Re: [PATCH v2] mm: swap: use fixed-size readahead during swapoff

From: Andrea Righi
Date: Mon Apr 13 2020 - 09:27:04 EST


On Mon, Apr 13, 2020 at 09:13:33PM +0800, Huang, Ying wrote:
> Andrea Righi <andrea.righi@xxxxxxxxxxxxx> writes:
>
> > The global swap-in readahead policy takes in account the previous access
> > patterns, using a scaling heuristic to determine the optimal readahead
> > chunk dynamically.
> >
> > This works pretty well in most cases, but like any heuristic there are
> > specific cases when this approach is not ideal, for example the swapoff
> > scenario.
> >
> > During swapoff we just want to load back into memory all the swapped-out
> > pages and for this specific use case a fixed-size readahead is more
> > efficient.
> >
> > The specific use case this patch is addressing is to improve swapoff
> > performance when a VM has been hibernated, resumed and all memory needs
> > to be forced back to RAM by disabling swap (see the test case below).
>
> Why do you need to swapoff after resuming?
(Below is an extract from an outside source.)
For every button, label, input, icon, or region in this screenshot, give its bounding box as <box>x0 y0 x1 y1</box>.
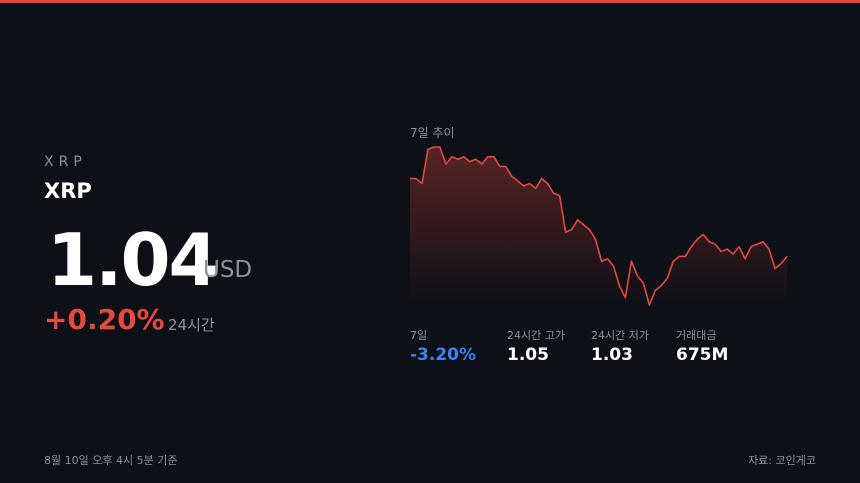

The swap device isn't used
> except hibernation? I guess the process is,
>
> 1) add swap device to VM
> 2) hibernate
> 3) resume
> 4) swapoff

Correct, the swap device is used only for hibernation, when the system
is resumed the swap is disabled (swapoff).

>
> Some pages are swapped out in step 2? If os, can we just set
> /proc/sys/vm/swappiness to 0 to avoid swapping in step 2?

Sorry, can you elaborate more on this? All anonymous pages are swapped
out during step 2, it doesn't matter if we set swappiness to 0, they are
swapped out anyway, because we need save them somewhere in order to
hibernate, shutting down the system.